Which is how we found ourselves stopped on a road with the instruction to ‘turn right’ onto a nonexistent road. Three miles from where we needed to be, as it turns out. It was a sign of how we’d spend most of our time driving around Seattle – staring at tourist maps marked with all the Top Pot and Cupcake Royale locations in the city, but offering precious little information on ways to successfully get onto Highway 99, so you can find that bleeping Bridge Troll.
All while a homeless man walked past the van, unleashing a torrent of expletives aimed at a Mercedes that had passed him three minutes before. We sat, stunned, as the extremely disgruntled gentleman constructed (loud!) sentences using every curse word the dictionary has ever seen.
I feared rolling up the windows might catch his attention and incite further rage, so we sat quietly, waiting for his words to fade into the distance.
Our main reason for spending a few extra days in Seattle was to go to a Mariner’s game. All summer long the Hen had begged to go to a game and his baseball-loving father was only too happy to oblige. So on the 18th anniversary of our wedding day, in the city where we’d spent a bit of our honeymoon, we entered Safeco field with our 3 boy-wonders. Along with an enormous bag of kettle corn which I’d bought as my own anniversary gift slash consolation prize. Because I wouldn’t describe myself as a fan of America’s favorite pastime.
The Hen had also dreamed about running the bases after the game, like he and his cousins did last summer after a Tin Caps’ game.
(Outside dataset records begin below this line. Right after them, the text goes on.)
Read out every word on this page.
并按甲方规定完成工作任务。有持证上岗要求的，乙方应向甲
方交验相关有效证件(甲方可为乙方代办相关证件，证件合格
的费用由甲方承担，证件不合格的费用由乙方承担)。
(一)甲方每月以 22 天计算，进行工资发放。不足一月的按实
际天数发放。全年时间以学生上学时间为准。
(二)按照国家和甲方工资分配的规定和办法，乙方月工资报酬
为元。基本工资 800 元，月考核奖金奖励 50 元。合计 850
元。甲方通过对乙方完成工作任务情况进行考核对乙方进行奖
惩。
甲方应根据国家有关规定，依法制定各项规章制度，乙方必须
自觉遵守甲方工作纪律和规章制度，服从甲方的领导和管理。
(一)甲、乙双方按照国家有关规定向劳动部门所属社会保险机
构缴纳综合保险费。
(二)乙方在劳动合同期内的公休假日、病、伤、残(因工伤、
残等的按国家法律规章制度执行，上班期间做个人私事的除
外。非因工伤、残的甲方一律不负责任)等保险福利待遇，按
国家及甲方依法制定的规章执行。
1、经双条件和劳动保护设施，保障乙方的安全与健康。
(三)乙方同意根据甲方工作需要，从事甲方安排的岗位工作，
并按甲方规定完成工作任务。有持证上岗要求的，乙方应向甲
As luck would have it, on this particular day, kids were allowed to run the bases after the game. Less lucky was the game going into extra innings. Which means my genius plan of queuing after the 7th inning, in order to ‘beat the crowd’, translated into standing in line for an hour and a half while the crowd watched 4 more innings of baseball.
Sometimes the early bird has to wait for the worm.